Veinticinco años se han cumplido ya de la muerte de Joaquín Garrigues Walker, en su día, la esperanza liberal del panorama político español. Murió de leucemia tras una titánica lucha contra esta cruel enfermedad. Cuenta el periodista Enrique de Diego en su libro Pretorianos la trágica y desagradable forma por la que el que fuera ministro en sucesivos gobiernos de UCD se enteró de lo que tenía: “Joaquín se enteró de su enfermedad de una manera extraña. Unos meses antes, le entrevista un periodista francés del “Liberation”. La pregunta es un mazazo:
–¿Qué siente usted, un político en la cercanía del poder más alto de su nación, cuando ya tiene conocimiento de que su enfermedad es terminal?
El periodista se ha documentado bien, pero Joaquín no sabe nada. El interés del periodista tiene un lado humano:
–Usted tiene leucemia, la misma enfermedad de la que ha muerto mi hijo”.
Garrigues abroncó a sus más próximos por ocultarle la gravedad de su dolencia. Sin embargo, haciendo honor a su fair play, acudió esa misma noche a una cena en la que espetó a los amigos reunidos: “Hoy es un día muy especial para mí y no os puedo decir por qué”.
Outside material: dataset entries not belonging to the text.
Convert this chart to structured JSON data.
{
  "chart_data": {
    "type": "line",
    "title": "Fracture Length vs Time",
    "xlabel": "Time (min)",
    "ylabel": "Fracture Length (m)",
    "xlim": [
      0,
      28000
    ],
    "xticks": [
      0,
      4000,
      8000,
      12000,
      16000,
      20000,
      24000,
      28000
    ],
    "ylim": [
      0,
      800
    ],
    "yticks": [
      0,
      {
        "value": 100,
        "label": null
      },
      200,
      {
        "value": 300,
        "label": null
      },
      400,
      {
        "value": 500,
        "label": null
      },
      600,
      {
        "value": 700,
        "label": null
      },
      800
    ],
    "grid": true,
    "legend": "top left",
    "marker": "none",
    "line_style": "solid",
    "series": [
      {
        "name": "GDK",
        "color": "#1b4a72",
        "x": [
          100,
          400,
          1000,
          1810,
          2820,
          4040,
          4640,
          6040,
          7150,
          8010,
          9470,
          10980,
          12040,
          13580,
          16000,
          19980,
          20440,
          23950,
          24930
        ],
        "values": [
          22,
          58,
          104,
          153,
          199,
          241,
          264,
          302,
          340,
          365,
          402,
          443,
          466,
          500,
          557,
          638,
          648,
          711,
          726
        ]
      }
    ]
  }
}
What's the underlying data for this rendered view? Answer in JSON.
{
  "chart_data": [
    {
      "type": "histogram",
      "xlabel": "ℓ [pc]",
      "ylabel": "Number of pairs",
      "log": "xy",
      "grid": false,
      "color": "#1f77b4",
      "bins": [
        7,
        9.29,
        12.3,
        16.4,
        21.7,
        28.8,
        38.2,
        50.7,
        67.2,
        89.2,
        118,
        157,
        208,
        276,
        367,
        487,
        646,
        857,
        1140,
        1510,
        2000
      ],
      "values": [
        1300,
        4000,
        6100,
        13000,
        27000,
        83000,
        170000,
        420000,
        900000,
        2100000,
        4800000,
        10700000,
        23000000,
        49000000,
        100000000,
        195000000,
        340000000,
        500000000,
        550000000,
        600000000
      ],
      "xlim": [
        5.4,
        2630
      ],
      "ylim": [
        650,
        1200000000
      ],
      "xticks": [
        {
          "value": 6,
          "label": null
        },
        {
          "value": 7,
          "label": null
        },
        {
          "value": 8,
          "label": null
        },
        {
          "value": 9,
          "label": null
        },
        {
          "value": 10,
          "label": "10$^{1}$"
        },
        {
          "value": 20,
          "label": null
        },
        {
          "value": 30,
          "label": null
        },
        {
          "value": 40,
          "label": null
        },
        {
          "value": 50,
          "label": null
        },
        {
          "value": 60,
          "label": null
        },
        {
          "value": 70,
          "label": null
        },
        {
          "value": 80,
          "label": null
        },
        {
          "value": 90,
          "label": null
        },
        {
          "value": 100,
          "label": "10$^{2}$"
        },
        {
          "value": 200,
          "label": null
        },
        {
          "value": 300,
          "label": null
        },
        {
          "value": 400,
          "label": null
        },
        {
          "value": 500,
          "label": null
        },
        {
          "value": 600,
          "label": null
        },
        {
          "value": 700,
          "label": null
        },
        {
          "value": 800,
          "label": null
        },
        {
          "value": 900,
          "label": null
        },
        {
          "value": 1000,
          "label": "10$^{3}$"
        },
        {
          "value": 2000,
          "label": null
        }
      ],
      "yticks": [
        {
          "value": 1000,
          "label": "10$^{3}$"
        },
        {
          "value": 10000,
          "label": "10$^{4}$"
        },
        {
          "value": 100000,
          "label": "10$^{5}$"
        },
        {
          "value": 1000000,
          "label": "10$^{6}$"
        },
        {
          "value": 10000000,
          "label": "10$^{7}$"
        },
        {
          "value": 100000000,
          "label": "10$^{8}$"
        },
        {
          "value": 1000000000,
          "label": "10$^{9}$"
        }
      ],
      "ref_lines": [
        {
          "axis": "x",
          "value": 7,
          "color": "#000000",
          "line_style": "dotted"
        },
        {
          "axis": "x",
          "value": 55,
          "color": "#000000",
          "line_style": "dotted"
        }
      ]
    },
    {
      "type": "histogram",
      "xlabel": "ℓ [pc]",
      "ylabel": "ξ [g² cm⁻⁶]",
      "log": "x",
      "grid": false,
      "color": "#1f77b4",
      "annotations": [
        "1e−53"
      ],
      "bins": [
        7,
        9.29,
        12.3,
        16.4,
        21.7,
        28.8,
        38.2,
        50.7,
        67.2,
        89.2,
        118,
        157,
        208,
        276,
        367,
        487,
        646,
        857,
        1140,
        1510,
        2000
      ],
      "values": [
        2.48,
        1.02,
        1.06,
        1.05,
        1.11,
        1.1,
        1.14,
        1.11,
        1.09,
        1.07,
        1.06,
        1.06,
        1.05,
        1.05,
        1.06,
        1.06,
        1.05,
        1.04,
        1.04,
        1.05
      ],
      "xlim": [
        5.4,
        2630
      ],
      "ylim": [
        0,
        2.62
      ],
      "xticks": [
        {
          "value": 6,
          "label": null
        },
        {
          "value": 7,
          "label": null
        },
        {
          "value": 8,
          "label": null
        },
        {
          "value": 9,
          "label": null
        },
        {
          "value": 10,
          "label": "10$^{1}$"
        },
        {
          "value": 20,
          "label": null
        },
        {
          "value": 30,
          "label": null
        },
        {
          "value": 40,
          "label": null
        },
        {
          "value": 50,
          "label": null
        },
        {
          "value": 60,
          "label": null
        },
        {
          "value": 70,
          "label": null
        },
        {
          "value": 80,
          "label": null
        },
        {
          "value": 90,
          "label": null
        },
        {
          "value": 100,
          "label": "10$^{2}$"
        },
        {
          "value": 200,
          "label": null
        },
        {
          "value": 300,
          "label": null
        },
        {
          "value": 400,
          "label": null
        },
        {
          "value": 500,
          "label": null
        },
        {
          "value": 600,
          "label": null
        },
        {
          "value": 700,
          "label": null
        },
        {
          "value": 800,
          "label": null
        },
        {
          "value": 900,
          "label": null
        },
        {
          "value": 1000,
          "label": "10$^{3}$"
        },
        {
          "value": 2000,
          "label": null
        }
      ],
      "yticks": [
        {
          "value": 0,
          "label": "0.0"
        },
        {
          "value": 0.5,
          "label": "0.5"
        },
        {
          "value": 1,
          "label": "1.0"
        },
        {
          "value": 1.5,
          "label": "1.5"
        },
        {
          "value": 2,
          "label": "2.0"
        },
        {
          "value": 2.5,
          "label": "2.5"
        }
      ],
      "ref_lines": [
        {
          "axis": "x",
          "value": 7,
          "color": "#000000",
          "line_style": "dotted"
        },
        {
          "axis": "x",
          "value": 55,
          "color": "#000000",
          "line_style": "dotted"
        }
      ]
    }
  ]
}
Los días posteriores fueron un pugilato contra la muerte. Mejoraba, empeoraba y viceversa. Superó varias crisis muy agudas. En una ocasión, viendo sus allegados que se aproximaba el fatal desenlace, llamaron a Adolfo Suárez quien acudió a la habitación del hospital. Joaquín, con su flema, abrió los ojos, vio al entonces presidente del Gobierno con el que había tenido sus más y sus menos y le dijo: “Adolfo, ¡es que tienes que venir a comprobar por ti mismo que me muero!”. No expiró esa tarde. Finalmente falleció pocos días después, un caluroso 28 de julio de 1981, en la madrileña Clínica de la Concepción. Y ya ha llovido desde entonces; un cuarto de siglo.